Both Coltrane and Burrell were at pivotal stages in their career at the time of this session. Coltrane, currently with Miles Davis, wasn't afraid to dine with the jazz giants but still couldn't stop putting his elbows on the table from time to time. Burrell was a highly respected sideman, able to fit seamlessly into any context, who also recorded sturdy sessions as a leader. However, what makes this record stand out is the contributions of all five members, who seem to have an equal amount invested in it; this record, which could easily turn into a showcase for the two leaders, ends up as a group effort where everyone gets a chance in the spotlight. Coltrane and Burrell frequently trade off the first solo chair, never hogging the spotlight, and on "Big Paul" the rhythm section is allowed to navigate the changes for a few minutes while the two leads sit out. The end result is a record in which the best is brought out in five musicians rather than three musicians helping two reach new heights.
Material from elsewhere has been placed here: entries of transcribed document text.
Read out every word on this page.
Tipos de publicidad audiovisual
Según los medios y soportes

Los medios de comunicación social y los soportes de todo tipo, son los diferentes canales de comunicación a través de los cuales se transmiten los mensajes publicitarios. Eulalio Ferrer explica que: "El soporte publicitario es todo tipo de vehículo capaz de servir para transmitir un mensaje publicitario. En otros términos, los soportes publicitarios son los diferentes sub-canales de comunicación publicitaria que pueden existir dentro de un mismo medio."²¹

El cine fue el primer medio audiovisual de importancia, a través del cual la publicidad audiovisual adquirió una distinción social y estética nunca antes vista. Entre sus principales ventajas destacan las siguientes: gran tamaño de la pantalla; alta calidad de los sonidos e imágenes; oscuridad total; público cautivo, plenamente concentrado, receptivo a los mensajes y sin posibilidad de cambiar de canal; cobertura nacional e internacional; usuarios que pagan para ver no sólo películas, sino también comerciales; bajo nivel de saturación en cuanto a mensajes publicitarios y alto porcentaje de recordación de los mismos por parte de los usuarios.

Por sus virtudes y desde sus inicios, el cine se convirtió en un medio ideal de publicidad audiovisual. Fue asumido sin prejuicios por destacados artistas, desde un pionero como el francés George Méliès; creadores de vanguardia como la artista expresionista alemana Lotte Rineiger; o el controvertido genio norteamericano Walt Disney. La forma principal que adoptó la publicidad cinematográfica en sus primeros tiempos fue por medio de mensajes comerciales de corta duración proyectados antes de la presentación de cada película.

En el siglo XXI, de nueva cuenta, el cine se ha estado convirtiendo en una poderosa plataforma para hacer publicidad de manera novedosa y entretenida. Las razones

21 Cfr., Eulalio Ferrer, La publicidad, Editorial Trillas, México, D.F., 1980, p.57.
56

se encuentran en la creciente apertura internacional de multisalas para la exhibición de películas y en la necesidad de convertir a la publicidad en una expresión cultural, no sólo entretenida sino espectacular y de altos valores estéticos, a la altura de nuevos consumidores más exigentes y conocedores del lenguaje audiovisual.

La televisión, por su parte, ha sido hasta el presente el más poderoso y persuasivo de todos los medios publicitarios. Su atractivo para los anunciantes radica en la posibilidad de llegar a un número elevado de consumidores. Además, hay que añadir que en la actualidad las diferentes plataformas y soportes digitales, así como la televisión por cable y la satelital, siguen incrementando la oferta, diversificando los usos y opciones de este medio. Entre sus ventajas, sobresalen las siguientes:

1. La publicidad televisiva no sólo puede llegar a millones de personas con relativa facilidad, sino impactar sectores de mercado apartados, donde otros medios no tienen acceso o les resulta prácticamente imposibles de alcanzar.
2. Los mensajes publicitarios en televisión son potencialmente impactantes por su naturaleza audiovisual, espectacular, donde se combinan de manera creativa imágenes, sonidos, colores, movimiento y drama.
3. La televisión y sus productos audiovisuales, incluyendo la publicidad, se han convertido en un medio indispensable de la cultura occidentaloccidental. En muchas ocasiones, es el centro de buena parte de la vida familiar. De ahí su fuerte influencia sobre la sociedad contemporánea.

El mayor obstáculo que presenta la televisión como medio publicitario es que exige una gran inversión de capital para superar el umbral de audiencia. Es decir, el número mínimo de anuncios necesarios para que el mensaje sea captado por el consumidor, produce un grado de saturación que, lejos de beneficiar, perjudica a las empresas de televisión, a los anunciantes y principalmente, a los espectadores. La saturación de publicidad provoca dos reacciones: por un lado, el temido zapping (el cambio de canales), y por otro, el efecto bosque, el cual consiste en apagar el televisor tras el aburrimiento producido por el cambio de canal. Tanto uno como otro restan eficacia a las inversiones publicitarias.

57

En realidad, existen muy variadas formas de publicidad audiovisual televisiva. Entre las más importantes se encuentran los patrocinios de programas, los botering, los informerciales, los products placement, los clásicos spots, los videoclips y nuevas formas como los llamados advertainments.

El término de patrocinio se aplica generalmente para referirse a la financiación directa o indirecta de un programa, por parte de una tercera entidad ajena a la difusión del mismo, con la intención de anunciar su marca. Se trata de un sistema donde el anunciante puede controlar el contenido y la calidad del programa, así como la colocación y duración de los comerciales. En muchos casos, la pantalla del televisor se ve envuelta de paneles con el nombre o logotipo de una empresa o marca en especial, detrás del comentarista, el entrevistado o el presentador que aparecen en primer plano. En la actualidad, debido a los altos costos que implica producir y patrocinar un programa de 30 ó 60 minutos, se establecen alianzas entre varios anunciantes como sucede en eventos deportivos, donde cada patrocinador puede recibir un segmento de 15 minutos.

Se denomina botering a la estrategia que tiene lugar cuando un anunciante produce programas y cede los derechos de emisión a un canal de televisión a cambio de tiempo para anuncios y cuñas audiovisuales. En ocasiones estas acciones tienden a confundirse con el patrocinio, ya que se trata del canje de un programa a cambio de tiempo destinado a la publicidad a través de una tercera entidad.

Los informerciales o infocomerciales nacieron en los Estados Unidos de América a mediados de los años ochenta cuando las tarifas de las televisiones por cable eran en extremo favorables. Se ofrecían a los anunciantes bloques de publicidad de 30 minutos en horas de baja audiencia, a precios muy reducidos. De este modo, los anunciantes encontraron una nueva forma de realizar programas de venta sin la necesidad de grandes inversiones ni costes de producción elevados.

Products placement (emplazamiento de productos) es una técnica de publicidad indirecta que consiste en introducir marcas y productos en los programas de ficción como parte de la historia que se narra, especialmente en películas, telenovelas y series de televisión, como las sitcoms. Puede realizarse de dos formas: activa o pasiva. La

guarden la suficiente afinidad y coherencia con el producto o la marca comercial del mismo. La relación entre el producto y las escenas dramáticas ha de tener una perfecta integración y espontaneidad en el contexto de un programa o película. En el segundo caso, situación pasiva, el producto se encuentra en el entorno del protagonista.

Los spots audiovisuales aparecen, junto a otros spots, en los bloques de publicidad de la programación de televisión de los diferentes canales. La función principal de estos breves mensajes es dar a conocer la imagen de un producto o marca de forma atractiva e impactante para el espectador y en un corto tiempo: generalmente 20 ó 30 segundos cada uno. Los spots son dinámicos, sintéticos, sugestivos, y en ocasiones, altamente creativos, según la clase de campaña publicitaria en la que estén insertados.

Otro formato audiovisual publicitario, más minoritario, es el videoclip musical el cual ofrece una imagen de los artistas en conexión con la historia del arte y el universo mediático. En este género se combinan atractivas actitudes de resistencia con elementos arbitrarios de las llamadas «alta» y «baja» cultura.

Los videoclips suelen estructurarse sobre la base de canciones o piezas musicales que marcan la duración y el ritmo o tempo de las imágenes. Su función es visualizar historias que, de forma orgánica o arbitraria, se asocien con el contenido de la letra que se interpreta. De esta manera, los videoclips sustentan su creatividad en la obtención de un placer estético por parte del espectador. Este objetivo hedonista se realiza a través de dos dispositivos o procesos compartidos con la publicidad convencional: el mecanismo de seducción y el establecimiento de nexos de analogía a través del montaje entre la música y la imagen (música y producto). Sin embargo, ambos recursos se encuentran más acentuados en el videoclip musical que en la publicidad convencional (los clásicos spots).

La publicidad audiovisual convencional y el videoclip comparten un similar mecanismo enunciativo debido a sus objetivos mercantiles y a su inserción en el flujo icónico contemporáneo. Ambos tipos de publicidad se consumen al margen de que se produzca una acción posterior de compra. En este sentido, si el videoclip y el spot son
As you might expect, the soloing is fine throughout; Coltrane's bold tone, marked by dense arpeggios, is a harbinger of early classics like Giant Steps. Burrell, who plays with more of an edge than other guitarists of the era, pulls multiple riffs out of his bag of tricks. We get all this and a bowed solo from Paul Chambers. The highlight of the session is "Why Was I Born?," a duet between Trane and Burrell, which is intimate and beautiful. It's a treat to hear Trane accompanied solely by guitar, a setting that he only explored once. (In Coltrane's case, the answer to the question posed in the title is to record Kind Of Blue.)
Both artists went on to other things after this recording, but it would be interesting to hear what would happen had they recorded again a few years later. Both artists reached their most personal statements in 1964; Coltrane, the spiritual A Love Supreme and Burrell the criminally unrecognized Guitar Forms. In both albums each artist was branching out into new territory and another recording together would certainly have been rewarding. Still, though, we should be glad that we have this session as an example of what can happen when these two great minds came together.
Freight Train, I Never Knew, Lyresto, Why Was I Born?, Big Paul.
Kenny Burrell, guitar; John Coltrane, tenor saxophone; Tommy Flanagan, piano;
Paul Chambers, bass; Jimmy Cobb, drums.